Но Гу Ман проигнорировал его.
С таким человеком как Мо Си было очень сложно договориться, самый лучший вариант – идти на пролом. Поэтому Гу Ман притворился глухим и немым, открыл короб и начал вытаскивать блюда… Вытащил.
Мо Си нахмурился.
– Ты шутишь?
– Я не шучу. Продолжай читать, а я буду кушать. Я оставлю тебе половину.
– … Ты хочешь поужинать вместе со мной?
– Разве раньше мы не ели вместе? – моргнул Гу Ман.
– …
И хотя ранее они ели вместе за одним столом в гостиной, но всё-таки стол есть стол, это не то же самое, что есть блюда, взятые из одного короба.
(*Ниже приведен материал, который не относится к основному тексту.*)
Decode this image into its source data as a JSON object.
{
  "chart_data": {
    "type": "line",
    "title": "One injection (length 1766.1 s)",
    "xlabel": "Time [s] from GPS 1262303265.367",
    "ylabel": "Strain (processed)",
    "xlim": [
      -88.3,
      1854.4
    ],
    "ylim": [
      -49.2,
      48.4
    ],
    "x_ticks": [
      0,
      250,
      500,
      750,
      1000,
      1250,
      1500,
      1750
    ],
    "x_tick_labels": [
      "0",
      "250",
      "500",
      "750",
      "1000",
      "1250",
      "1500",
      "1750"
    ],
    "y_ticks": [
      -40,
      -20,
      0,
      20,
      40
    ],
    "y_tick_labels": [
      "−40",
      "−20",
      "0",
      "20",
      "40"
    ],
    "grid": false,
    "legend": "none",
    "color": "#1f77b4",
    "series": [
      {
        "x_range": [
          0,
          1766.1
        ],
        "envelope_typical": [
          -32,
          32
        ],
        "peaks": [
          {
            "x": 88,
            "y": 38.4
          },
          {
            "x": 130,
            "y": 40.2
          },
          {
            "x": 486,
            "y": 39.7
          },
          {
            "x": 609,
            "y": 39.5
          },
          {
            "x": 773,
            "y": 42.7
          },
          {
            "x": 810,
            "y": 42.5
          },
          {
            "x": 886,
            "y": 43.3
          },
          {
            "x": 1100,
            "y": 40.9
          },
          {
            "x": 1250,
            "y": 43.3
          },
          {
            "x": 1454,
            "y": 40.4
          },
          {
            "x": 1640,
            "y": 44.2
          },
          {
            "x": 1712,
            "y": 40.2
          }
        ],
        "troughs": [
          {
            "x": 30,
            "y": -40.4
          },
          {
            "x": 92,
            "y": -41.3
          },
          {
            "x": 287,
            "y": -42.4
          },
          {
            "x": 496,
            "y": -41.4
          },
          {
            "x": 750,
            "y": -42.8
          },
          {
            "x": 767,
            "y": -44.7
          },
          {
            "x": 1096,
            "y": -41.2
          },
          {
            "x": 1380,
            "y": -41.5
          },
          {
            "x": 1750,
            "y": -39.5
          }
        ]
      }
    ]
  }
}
Гу Ман припомнил, как в прошлом общался с Мо Си, и, подражая той манере, сказал:
– Увы, с этим ничего не поделаешь. На кухне нет ничего съестного, поэтому мне придётся нахлебничать у тебя. Сихэ-цзюнь, прояви милосердие, Ваше превосходительство, будьте великодушны. Я возьму половину, хорошо?
Заметив, что Мо Си так ничего и не ответил, он решил подлить масла в огонь.
– Кроме того, все сегодняшние блюда приготовил я. Не боишься, что они могут оказаться отравленными? Поэтому первым попробую я, а ты посмотришь: отравлюсь я или нет. И вот тогда уже ты сможешь поесть со спокойной душой.